Dramatyczny apel Chajzera dotarł do jego byłej partnerki. Nie czekała z reakcją. Odpiera zarzuty

gazeta.pl 2 godzin temu
Filip Chajzer przez cały czas prowadzi konflikt z Małgorzatą Walczak. Tym razem uderzył w byłą partnerkę, wspominając o zaginięciu psa. Co na to sama zainteresowana?
Filip Chajzer tworzył zgraną parę z Małgorzatą Walczak, ale ich miłość nie przetrwała próby czasu. Do tej pory utrzymywali poprawny kontakt ze względu na dobro syna Aleksandra. Wiele o relacji prezentera i dziennikarki dowiedzieliśmy się jednak z nowego wywiadu Walczak, w którym dała do zrozumienia, iż po rozłące długo "nie była w stanie wstać z podłogi". Co mówi na temat psa?


REKLAMA


Zobacz wideo Zapytaliśmy Chajzera o Rozenek-Majdan


Filip Chajzer zareagował na wywiad byłej. Walczak ponownie przemówiła: Są sprawy, które dorośli ludzie załatwiają między sobą
Prezenter zamieścił w social mediach dramatyczny apel związany z zaginięciem pupila. "Jeśli widziałeś mojego kochanego psa – napisz" - przekazał Chajzer. Po rozstaniu z Walczak powierzył psa synowi. "Pewnego dnia jak wyznał mi syn, kiedy wreszcie mogłem się z nim spotkać, psa już nie było w domu. Okazało się, iż moja eks oddała go obcym ludziom. Bez pytania. Bez informacji. Z dnia na dzień" - dowiadujemy się. Jest już wypowiedź drugiej strony, która może rzucać nowe światło na sprawę. "Po raz kolejny w ciągu ostatnich tygodni jestem ofiarą ataków medialnych byłego partnera. Rollo ma się dobrze, od dwóch lat jest pod moją wyłączną opieką, umowa, którą posiadam, jest na mnie, w okresie wakacyjnym w czasie wyjazdów czy przeprowadzki korzystamy z pomocy przyjaciół lub zaprzyjaźnionego hotelu" - napisała Walczak 5 sierpnia na Instagramie. Zaznaczyła, iż nie zgadza się na wykorzystywanie syna w mediach.

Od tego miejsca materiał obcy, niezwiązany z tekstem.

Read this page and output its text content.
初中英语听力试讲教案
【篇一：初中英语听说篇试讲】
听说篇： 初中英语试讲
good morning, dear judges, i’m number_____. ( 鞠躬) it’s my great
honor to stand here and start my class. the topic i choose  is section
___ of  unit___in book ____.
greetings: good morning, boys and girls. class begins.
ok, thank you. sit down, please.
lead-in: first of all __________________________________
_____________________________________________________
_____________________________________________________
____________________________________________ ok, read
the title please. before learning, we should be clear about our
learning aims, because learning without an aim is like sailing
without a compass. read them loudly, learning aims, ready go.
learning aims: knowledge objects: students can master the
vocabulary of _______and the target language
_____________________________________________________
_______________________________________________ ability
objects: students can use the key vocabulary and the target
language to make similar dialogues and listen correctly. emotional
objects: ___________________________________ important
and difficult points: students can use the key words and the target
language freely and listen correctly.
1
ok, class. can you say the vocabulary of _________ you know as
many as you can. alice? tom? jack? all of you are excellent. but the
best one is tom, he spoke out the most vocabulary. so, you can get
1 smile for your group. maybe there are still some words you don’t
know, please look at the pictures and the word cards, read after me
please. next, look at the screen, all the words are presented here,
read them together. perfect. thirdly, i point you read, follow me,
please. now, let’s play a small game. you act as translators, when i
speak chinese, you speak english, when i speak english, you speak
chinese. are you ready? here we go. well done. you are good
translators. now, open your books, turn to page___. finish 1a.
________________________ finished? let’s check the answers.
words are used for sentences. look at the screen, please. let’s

Filip Chajzer poszukuje psa, który finalnie nie zaginął? Internauci reagują
Apel prezentera poruszył wielu. Część z nich jednak zmieniła zdanie po zapoznaniu się z wpisem Walczak. "Gdy myślisz, iż większego absurdu już nie ma, zjawia się były, który szuka psa, który… nie zaginął", "Niesamowite, ale przeszłam to samo i mocno trzymam za panią kciuki", "Smutne to" - czytamy. Nie zabrakło także głosów tych, którzy otwarcie popierają dziennikarza. "Gdyby pan Filip wiedział, gdzie jest pies, to by tego nie było. o ile odcina go pani od informacji to jest jak jest" - napisała jedna z internautek.